I've used to wonder a lot about my mother's reasons for doing what she did, and sometimes I think I understand, and other times I'm just angry and confused. Lately, I've given up even thinking about it. I can't think too much about it without feeling extremely guilty.
My mom lost everything when the whole town found out I was gay. And by everything I don't just mean her job and her relationship with her husband. I don't just mean the respect of her friends, and the welcome in her community. The belief system that defined everything about her life was stolen from her. In my mother's world, homosexuality was an unforgivable sin, and when she had to forgive me for it, that world of black and white religious law that she'd grown up with and built her life around started to crumble. She lost her sense of conviction and her sense of self.
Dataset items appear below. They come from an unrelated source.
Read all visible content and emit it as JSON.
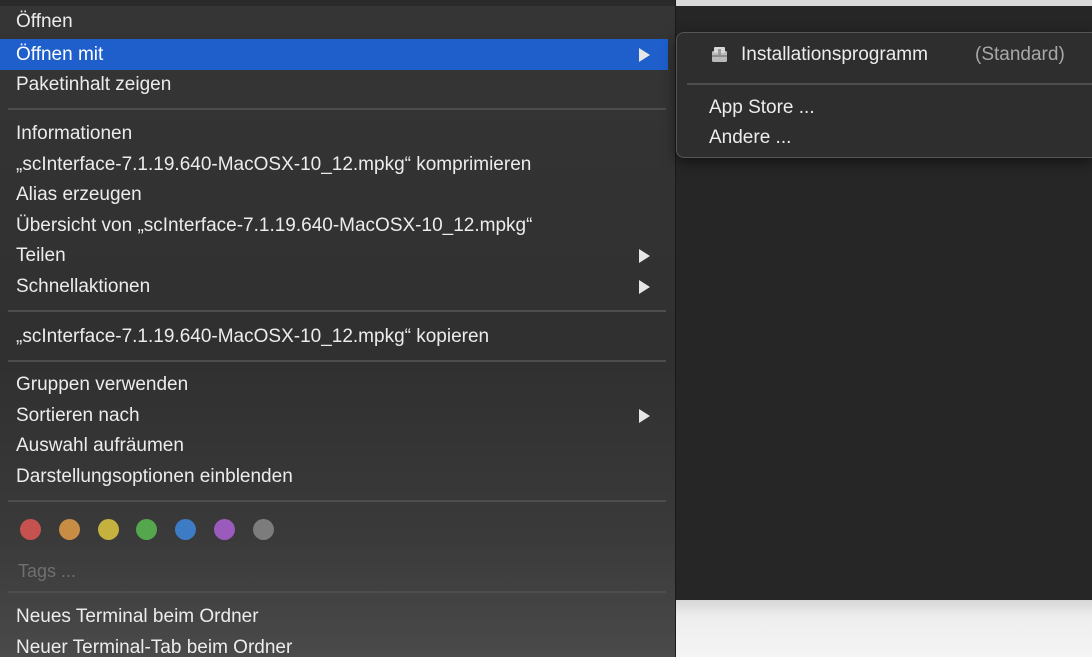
{
  "context_menu": {
    "items": [
      {
        "label": "Öffnen"
      },
      {
        "label": "Öffnen mit",
        "highlighted": true,
        "has_submenu": true
      },
      {
        "label": "Paketinhalt zeigen"
      },
      {
        "label": "Informationen"
      },
      {
        "label": "„scInterface-7.1.19.640-MacOSX-10_12.mpkg“ komprimieren"
      },
      {
        "label": "Alias erzeugen"
      },
      {
        "label": "Übersicht von „scInterface-7.1.19.640-MacOSX-10_12.mpkg“"
      },
      {
        "label": "Teilen",
        "has_submenu": true
      },
      {
        "label": "Schnellaktionen",
        "has_submenu": true
      },
      {
        "label": "„scInterface-7.1.19.640-MacOSX-10_12.mpkg“ kopieren"
      },
      {
        "label": "Gruppen verwenden"
      },
      {
        "label": "Sortieren nach",
        "has_submenu": true
      },
      {
        "label": "Auswahl aufräumen"
      },
      {
        "label": "Darstellungsoptionen einblenden"
      },
      {
        "label": "Neues Terminal beim Ordner"
      },
      {
        "label": "Neuer Terminal-Tab beim Ordner"
      }
    ],
    "tags": {
      "placeholder": "Tags ...",
      "colors": [
        {
          "name": "red",
          "hex": "#c6524f"
        },
        {
          "name": "orange",
          "hex": "#c88d45"
        },
        {
          "name": "yellow",
          "hex": "#c4b13e"
        },
        {
          "name": "green",
          "hex": "#55a74d"
        },
        {
          "name": "blue",
          "hex": "#3d7cc4"
        },
        {
          "name": "purple",
          "hex": "#9a5bbd"
        },
        {
          "name": "gray",
          "hex": "#7c7c7c"
        }
      ]
    }
  },
  "open_with_submenu": {
    "default_app": {
      "name": "Installationsprogramm",
      "suffix": "(Standard)",
      "icon": "installer-icon"
    },
    "items": [
      {
        "label": "App Store ..."
      },
      {
        "label": "Andere ..."
      }
    ]
  },
  "colors": {
    "highlight": "#1e5fcc",
    "menu_background": "#323232",
    "text": "#ececec"
  }
}
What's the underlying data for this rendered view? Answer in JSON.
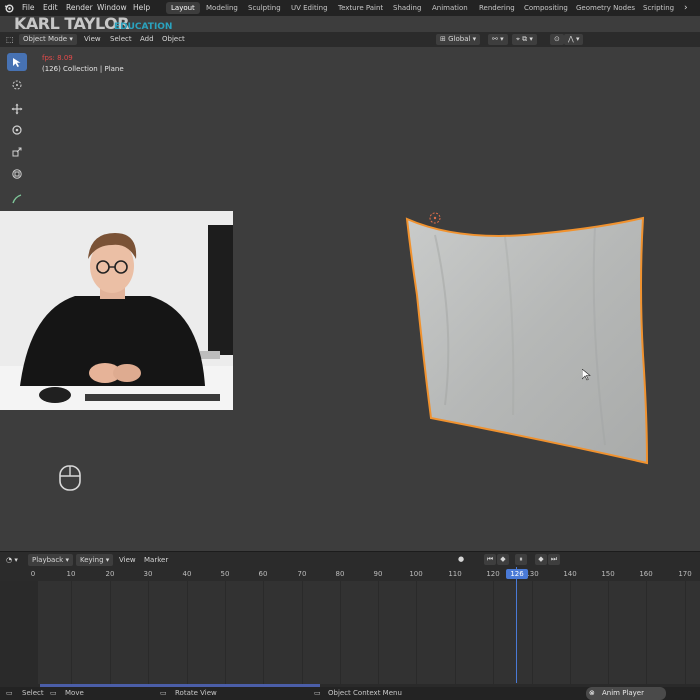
{
  "brand": {
    "name": "KARL TAYLOR",
    "sub": "EDUCATION"
  },
  "menu": [
    "File",
    "Edit",
    "Render",
    "Window",
    "Help"
  ],
  "workspaces": [
    "Layout",
    "Modeling",
    "Sculpting",
    "UV Editing",
    "Texture Paint",
    "Shading",
    "Animation",
    "Rendering",
    "Compositing",
    "Geometry Nodes",
    "Scripting"
  ],
  "active_workspace": "Layout",
  "header": {
    "mode": "Object Mode",
    "items": [
      "View",
      "Select",
      "Add",
      "Object"
    ],
    "transform_orientation": "Global"
  },
  "viewport": {
    "fps": "fps: 8.09",
    "collection": "(126) Collection | Plane"
  },
  "timeline": {
    "menus": [
      "Playback",
      "Keying",
      "View",
      "Marker"
    ],
    "ticks": [
      0,
      10,
      20,
      30,
      40,
      50,
      60,
      70,
      80,
      90,
      100,
      110,
      120,
      130,
      140,
      150,
      160,
      170
    ],
    "current_frame": "126"
  },
  "status": {
    "select": "Select",
    "move": "Move",
    "rotate": "Rotate View",
    "context": "Object Context Menu",
    "anim_player": "Anim Player"
  },
  "colors": {
    "accent": "#4772b3",
    "selection_outline": "#f0922f",
    "fps_text": "#e34a4a",
    "brand_edu": "#2aa3bf"
  }
}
Her faith in God never wavered, but the way she approached faith and religion had to change, and for someone who once lived by such rigid beliefs, that isn't easy. It broke her.
And since her congregation fired her, her friends shunned her, her husband hated her, her volunteer projects closed their doors to her help, and the whole world just shut her out, she didn't have a lot of options for healing. My mom had lived her life inside a tiny community of very religious people, and once they cut her out and she was forced to confront the real world, she couldn't handle it.
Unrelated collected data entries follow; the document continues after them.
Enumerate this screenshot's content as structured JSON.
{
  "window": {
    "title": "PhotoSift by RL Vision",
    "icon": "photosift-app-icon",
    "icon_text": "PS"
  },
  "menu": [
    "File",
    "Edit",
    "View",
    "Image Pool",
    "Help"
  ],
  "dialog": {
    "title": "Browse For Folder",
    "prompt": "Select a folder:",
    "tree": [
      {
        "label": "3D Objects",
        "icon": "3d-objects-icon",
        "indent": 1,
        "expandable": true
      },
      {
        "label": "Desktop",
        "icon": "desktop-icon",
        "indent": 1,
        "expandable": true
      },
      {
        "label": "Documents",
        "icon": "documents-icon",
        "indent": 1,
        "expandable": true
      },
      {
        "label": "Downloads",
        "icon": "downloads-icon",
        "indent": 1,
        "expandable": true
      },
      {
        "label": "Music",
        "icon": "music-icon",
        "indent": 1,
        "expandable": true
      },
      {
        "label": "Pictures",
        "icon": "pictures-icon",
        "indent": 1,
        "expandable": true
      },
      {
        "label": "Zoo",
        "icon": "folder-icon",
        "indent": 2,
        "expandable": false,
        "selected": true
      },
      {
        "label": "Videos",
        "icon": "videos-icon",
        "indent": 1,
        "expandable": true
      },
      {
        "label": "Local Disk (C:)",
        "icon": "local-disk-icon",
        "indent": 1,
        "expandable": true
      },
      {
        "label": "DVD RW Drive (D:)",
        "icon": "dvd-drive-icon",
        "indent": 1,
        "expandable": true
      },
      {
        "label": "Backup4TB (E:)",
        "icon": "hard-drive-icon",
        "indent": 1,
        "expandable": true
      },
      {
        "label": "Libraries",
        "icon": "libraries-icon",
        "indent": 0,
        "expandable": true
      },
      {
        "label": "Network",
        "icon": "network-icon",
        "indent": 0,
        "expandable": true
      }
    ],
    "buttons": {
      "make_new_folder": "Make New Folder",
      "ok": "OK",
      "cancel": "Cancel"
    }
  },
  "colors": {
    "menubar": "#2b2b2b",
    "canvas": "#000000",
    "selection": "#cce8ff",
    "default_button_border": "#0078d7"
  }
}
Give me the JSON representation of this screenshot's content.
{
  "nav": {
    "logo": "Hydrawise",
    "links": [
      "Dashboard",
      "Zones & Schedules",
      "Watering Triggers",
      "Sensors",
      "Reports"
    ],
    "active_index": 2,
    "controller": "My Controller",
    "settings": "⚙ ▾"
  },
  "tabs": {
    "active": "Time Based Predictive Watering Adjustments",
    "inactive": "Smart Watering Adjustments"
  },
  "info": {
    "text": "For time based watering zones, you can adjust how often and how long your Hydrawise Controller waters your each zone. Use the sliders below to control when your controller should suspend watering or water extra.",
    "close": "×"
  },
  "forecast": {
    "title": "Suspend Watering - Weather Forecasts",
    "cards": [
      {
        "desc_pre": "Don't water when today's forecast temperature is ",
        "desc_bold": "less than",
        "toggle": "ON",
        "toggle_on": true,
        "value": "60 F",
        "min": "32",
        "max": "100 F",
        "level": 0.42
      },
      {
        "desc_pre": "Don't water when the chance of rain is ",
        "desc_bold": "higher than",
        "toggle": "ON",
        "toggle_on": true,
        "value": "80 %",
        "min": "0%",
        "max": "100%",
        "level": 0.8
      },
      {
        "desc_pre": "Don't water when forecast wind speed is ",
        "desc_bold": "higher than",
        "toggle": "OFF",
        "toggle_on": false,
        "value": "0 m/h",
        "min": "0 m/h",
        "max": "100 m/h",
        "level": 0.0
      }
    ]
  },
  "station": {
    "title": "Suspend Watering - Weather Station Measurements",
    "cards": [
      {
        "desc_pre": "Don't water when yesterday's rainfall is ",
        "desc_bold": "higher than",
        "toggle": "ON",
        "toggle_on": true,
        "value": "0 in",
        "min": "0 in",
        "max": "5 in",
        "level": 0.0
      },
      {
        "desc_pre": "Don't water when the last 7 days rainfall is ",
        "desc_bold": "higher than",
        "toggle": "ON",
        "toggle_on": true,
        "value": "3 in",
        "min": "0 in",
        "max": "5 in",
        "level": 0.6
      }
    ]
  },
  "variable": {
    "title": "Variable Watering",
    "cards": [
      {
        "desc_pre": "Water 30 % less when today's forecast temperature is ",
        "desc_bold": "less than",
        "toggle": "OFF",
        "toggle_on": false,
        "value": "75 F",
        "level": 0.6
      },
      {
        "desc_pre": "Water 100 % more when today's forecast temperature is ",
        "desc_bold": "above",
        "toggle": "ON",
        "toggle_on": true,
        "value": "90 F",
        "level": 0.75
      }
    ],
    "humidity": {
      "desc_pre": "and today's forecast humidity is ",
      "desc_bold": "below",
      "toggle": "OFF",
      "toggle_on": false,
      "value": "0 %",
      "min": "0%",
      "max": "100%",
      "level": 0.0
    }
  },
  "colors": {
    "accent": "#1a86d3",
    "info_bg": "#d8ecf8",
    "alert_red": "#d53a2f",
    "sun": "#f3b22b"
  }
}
I have no way of knowing what would have happened to my mother if I hadn't been gay, but I do know that my sexuality and everything that resulted from it was at the root of my mother's depression and suicide. I can't find a way to make that not true. What happened to her was my fault. I didn't choose to be gay, and I didn't choose to be beaten up and ruin my mother's life, but that's the way life happened, and no matter how rational I try to be, I can't stop blaming myself for everything.
Still, being right here, in Westerville, sobbing over her grave, somehow erases this feeling of unfinished business that I have about my mom. It's all very very real. It's all very painful and very confusing, but it feels complete for the first time. I might never find peace with my mother's loss, but sitting here in the freezing cold in the snow makes me feel like maybe I can compartmentalize it a little better. I can accept it a little better. Maybe I can understand it a little better.
Or maybe pop culture has just taught me to expect closure from graveside visits, and so I'm forcing myself to find some. Maybe fulfilling a cliché is comforting even if it is meaningless. Maybe I just needed to give myself permission to really and truly feel my loss, and being here in Westerville at her grave is what it took to let that happen.
The only thing that I know for sure is that I miss my mother. Twenty-two is still young enough to be allowed to think that losing a parent isn't fair, right?